The edge of paranoia

I’ve happily been using cdparanoia to rip my CDs for years. In the last few days, however, I’ve been finding out things about CDDA extraction in general and cdparanoia in particular that made my bit-exact confidence in my ripped CDs drop to zero. I was trying to exactly recreate a CD by reading the TOC and audio data with cdrdao and then burning it to a CD-R. Ripping the CD-R and comparing it with the original rip showed that the waves did not line up exactly, they were slightly shifted. A little googling revealed that most CD drives read audio data offset by a fixed number of samples that is constant for each drive. I found the offsets for my CD drives from the AccurateRip website, verifying them by ripping the same track with both drives using the offsets (cdparanoia has a --sample-offset option). However, burning a new CD-R with the new audio still didn’t produce an exact duplicate... it turns out that there’s an offset when burning too. Never mind.

When researching the offset issue I found several mentions that cdparanoia was not safe with caching drives, which is worrying as my NEC burner has a 2 MB cache. I tried ripping a scratched CD twice and comparing the resulting waves. They were not the identical. Evidently, cdparanoia with a caching drive is no better than any other cd ripper, perhaps worse since it gives false confidence in the rips. It seems that no development on cdparanoia has been done for the last five years but when asking on paranoia-dev, I learned that libcdio has incorporated cdparanoia with some improvements, although the cache-problem is said to still be unsolved.
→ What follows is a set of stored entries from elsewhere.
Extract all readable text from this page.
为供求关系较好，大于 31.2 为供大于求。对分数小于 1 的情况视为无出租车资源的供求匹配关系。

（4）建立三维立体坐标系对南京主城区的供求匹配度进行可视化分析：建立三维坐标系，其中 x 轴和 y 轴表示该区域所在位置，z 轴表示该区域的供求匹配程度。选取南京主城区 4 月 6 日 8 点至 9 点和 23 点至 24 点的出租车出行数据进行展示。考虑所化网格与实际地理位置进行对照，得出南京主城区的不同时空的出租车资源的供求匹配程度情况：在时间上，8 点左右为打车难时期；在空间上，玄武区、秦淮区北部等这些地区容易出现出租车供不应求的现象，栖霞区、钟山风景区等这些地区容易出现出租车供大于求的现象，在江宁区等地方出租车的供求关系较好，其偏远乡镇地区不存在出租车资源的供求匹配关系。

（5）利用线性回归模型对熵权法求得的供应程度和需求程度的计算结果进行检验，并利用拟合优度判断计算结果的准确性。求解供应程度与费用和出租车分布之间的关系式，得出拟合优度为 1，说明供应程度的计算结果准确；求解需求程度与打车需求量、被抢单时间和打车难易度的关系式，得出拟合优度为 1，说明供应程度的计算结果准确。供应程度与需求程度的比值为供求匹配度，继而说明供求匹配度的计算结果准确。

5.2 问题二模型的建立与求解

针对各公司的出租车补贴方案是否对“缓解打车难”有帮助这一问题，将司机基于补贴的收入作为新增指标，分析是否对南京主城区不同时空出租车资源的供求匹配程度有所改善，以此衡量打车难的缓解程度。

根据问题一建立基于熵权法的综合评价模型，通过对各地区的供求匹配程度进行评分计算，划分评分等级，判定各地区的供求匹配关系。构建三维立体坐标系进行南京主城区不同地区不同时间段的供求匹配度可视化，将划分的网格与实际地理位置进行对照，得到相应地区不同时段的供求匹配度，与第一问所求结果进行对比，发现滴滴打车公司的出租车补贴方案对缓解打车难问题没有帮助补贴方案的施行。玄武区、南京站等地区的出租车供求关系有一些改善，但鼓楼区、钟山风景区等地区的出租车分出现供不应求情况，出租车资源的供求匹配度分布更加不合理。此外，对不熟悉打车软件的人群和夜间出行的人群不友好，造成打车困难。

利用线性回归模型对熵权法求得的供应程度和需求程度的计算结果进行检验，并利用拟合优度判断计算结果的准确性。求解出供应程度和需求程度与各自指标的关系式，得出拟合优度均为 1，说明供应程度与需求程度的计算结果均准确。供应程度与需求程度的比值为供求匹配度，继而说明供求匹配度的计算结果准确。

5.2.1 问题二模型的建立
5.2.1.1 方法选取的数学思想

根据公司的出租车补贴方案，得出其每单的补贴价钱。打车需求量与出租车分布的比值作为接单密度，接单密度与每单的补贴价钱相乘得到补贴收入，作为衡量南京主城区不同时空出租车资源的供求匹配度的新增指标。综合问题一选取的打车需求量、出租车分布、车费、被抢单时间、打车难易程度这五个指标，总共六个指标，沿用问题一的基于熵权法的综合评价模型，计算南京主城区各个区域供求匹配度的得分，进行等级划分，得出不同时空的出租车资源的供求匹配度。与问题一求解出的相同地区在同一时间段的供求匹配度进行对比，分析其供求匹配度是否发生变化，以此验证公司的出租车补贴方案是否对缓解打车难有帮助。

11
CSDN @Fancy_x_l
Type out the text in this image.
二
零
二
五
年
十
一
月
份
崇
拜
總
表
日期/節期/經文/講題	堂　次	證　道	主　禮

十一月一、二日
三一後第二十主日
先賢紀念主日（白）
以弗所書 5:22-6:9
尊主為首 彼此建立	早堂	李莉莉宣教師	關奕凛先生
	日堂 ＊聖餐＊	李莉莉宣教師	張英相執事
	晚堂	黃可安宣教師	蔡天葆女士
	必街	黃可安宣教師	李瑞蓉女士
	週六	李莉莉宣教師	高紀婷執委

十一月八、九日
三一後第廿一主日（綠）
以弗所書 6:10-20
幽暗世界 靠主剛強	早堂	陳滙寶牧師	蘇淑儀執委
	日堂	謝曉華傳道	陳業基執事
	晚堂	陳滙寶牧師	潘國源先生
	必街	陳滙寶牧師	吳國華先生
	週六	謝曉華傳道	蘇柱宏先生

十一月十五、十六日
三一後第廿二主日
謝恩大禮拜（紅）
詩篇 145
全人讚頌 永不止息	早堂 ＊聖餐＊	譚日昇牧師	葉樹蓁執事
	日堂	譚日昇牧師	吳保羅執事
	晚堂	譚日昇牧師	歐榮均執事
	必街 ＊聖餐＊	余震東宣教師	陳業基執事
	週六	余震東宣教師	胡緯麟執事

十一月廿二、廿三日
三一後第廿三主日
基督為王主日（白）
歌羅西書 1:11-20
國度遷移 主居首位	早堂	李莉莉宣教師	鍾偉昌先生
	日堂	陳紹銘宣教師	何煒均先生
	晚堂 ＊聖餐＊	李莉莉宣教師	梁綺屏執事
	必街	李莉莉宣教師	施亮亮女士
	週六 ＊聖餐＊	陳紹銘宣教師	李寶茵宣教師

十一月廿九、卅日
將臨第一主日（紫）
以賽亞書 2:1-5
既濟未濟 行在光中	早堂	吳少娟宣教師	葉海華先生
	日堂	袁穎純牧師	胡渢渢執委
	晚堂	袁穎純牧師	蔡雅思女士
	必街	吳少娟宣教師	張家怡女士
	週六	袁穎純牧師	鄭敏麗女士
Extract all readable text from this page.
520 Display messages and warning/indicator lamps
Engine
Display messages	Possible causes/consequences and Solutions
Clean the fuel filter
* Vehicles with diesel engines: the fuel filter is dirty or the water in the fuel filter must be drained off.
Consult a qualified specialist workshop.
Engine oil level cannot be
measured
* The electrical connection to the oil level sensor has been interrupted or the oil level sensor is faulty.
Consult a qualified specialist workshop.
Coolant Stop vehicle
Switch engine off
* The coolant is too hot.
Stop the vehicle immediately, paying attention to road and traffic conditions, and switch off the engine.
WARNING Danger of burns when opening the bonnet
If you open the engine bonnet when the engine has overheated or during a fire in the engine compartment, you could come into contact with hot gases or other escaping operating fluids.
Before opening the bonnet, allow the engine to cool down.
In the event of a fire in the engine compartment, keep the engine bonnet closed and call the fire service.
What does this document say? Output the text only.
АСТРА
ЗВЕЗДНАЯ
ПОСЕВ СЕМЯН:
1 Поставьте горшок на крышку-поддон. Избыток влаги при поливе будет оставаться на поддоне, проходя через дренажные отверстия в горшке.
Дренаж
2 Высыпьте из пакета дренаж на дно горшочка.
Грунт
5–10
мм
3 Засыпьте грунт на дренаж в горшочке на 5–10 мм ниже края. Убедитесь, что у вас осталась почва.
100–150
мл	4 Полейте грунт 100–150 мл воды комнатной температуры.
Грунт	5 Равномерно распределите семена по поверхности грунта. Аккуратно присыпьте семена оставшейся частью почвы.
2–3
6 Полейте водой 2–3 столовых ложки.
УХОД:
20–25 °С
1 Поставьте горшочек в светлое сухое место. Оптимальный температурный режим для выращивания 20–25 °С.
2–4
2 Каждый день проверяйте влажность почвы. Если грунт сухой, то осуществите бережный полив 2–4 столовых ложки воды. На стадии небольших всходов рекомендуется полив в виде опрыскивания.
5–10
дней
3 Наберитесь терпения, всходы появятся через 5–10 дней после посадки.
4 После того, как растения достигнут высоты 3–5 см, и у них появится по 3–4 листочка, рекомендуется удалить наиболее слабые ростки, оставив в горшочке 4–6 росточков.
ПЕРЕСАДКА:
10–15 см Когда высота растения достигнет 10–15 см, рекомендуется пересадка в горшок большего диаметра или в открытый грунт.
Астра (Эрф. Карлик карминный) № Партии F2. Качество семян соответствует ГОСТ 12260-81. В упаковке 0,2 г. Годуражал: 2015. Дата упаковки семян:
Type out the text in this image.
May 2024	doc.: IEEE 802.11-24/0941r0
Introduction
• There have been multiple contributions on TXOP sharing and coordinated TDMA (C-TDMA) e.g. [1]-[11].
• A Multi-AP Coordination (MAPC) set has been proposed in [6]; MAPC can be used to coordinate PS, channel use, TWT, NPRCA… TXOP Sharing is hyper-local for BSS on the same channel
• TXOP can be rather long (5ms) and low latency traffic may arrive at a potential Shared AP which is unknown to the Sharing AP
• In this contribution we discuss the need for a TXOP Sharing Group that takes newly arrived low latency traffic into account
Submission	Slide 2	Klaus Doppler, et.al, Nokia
Finally, there’s one more thing to get paranoid about which I haven’t seen discussed anywhere. When using cdparanoia’s --sample-offset option on my LG drive with an offset of +594, ripping the last track of an album fails because of a read error. This is not very surprising because a sector on a CD is 588 samples which means that at least some samples must be read by asking the CD drive to read from a sector which doesn’t exist. Ripping with my NEC burner (offset +48) does not fail in the same way, but a little testing showed that the last 48 samples of the last track were set to zero. Most albums I’ve checked have thousands of zero-samples at the end of the last track, but I found a few which did not where 48 samples (1 millisecond of audio) were lost. This doesn’t matter at all on my drive, but some drives have much bigger offsets. Also, verifying cdparanoia rips with something like AccurateRip (if it should be released as Free Software) is impossible if these samples have been lost.

In summary, there’s work to be done before we can have perfect CD rips using only Free Software.

2 thoughts on “The edge of paranoia

  1. Hails! Stumbled upon this blog from Google.

    Linux really needs something like EAC to be worthwhile for audio cd extraction. cdparanoia is lacking even though comparing can be done automatically with RubyRipper. Something like AccurateRip would be fantastic but from what I can discern the author is an ass and fearful of open source programs sending back poor data. Do not wait around for it to become open. I’d like to wait around for the next cdparanoia but as you said it’s been five years.

  2. I use EAC with wine on my linux machine and it works very well.